You write your name on the window, you disappear.
There are places like this everywhere,
places you enter as a young girl,
from which you never return."
("Averno")
I've added and subtracted a star from my rating of this book at least twenty times as I've mulled over how to review it, usually depending on which poem I happen to be contemplating at the time. While it's obviously a must for Gluck fans, those who are knew to her work should probably start somewhere else (the Pulitzer-winning The Wild Iris or her best [IMO] book, The House on Marshland). ***
Customer Rating:      Summary: Evocative and Earthly Comment: Louise Gluck remains an elegant poet, able to evoke the mysteries of being crafted in the forms of gods while surviving our humanity. She is quick to capture our attention and lingers as we put her book aside in response to daily obligations.
Customer Rating:      Summary: The Entrance to the Underworld: Death and Classicism Comment: Louise Glück is a radiant poet. She molds her words and phrases, meter and lines, message and thoughts as a master craftsman. This is her tenth collection of poems and for this reader it is her finest.
The title of the book is the title of the poem ensemble: Averno is a small crater in Italy believed by ancient Romans to be the opening in earth's crust that provided a path to the underworld.

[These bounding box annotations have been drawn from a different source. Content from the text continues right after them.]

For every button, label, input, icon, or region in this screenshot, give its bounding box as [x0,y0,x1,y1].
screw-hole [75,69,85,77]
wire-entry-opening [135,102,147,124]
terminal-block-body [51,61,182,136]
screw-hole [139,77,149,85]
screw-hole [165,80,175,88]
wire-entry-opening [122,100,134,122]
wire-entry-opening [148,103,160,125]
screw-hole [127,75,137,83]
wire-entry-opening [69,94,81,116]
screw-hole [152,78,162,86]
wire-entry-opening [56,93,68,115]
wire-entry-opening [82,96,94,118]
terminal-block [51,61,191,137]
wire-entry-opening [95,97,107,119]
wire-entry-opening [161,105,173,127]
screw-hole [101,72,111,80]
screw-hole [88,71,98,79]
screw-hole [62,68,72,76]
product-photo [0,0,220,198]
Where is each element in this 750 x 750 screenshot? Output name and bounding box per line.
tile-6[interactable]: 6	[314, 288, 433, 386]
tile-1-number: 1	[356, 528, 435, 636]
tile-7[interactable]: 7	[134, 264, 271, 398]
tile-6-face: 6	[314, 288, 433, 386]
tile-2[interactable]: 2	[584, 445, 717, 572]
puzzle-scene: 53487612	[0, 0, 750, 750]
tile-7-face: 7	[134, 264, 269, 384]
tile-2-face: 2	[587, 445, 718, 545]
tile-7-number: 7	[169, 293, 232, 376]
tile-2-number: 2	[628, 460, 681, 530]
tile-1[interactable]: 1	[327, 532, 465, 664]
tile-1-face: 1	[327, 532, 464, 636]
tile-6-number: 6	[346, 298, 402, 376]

It is in this setting that Glück retells the myth of Persephone in eighteen poems in a manner that visits death, anguish, dark lamentations all in a way that makes each of the poems like the intricate complex of a Chinese puzzle.
While some poets are content to re-visit the classics, 'translating' them into contemporary language, Glück is not satisfied to plagiarize. Instead she takes the myth and transforms it into paths to introspection, raising artful questions and thoughts that she adamantly refuses to answer for us. It is the work of a genius poet. It is a treasure of a book. Grady Harp, December 06
Customer Rating:      Summary: Fast, well packaged delivery Comment: The book "Averno" appeared almost immediately after I ordered it. The service was efficient and the packaging was secure.
Customer Rating:      Summary: When I Think of Louise Gluck's Averno... Comment: I can barely breathe. It's not because I'm a female in some kind of a swoon. It's because she never fails to tell the truth no matter how hard it might be to swallow. Also, most of the Master poets (among which Ms. Gluck surely is included) never, ever fail to tackle those dark, disturbing, complex places most of us refuse to even consider let alone pen as a work of art. As a result, this collection shines, literally, in the dark. I don't care if she uses an ancient mythic-metaphor that has been employed before. I don't care if some find it 'depressing.' But I very much care when a Masterpiece like this doesn't get the 5-star rating I believe it deserves. Ms. Gluck is among the most courageous poets worldwide. I'd say that puts her at the top of my list...exactly where she has always been.